「義経千本桜」
秀太郎の義経が素晴らしい。よく通る声、品のある語り口。何より、花道から来る静を迎える時の慈愛に満ちた眼差しが胸を打つ。義経って大事な役ではあるのだろうけど、どこかお飾り的というか、あまり注目したことがなかったのだが、役者によって説得力が違うのだなあと。

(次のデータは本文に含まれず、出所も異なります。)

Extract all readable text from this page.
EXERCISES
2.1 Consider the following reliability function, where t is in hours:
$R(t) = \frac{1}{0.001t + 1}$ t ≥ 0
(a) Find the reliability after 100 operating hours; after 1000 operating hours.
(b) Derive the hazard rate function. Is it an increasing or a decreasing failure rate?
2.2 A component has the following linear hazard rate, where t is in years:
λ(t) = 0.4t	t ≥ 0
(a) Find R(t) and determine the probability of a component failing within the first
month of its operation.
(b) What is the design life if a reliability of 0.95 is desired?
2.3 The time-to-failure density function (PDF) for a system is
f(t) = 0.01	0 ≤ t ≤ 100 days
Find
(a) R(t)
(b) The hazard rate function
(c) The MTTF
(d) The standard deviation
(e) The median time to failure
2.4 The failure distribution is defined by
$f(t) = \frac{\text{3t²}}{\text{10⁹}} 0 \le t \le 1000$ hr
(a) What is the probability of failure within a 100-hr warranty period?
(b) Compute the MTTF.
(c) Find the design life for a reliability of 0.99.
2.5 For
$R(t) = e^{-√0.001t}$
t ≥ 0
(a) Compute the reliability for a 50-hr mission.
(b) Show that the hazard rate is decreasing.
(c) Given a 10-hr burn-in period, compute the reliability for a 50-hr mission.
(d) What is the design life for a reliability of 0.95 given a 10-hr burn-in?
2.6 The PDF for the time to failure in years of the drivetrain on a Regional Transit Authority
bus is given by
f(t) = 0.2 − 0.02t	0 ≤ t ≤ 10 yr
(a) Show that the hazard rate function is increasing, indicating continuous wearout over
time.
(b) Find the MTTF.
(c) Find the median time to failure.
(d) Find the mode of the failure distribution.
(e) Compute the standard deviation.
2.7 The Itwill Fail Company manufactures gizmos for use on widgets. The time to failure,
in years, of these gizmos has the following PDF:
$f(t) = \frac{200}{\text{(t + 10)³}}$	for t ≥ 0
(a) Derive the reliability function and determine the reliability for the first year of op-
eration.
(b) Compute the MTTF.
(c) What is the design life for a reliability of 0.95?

愛之助の忠信は、ちょっと身のこなしが重くないか?ひらりと欄干を乗り越えて部屋へ上がるところとか、欄干を渡るところとか、狐の本性を表して飛び跳ねるところとか、もっと軽やかであってほしい。セリフも所作も表面的な感じで、もっと感情を込めるのが松嶋屋ではないの?
壱太郎の静は声よし、姿よし。
法源の當十郎はセリフが怪しくてハラハラした。
「夕霧名残の正月」
鴈治郎の伊左衛門に扇雀の夕霧。扇屋亭主の竹三郎、、女房おふさの吉弥がいい風情。
「伏見の富くじ」
賛否両論の否定的意見も聞いたが、褒められたものではないものの、眉をひそめるほどでもないかなぁという感想。暗転から歌謡曲のイントロのような音楽が流れ、しょうもないギャグを連発するなど、新喜劇のよう。大筋は落語の高津の富だが、花魁道中に一目惚れしたり、大事の屏風を紛失して潰れた商家の再興を目指したりといった要素が加わり、籠釣瓶の見初めを思わせるシーンも。
紙屑屋の幸四郎は、途中途中で「あんた江戸の人?」というツッコミを入れ、不自然な関西弁をカバー。鳰照太夫の鴈治郎は月のように丸いとか、突いたらこしあんが出てきそうとかひどい言われようだが、愛嬌がある。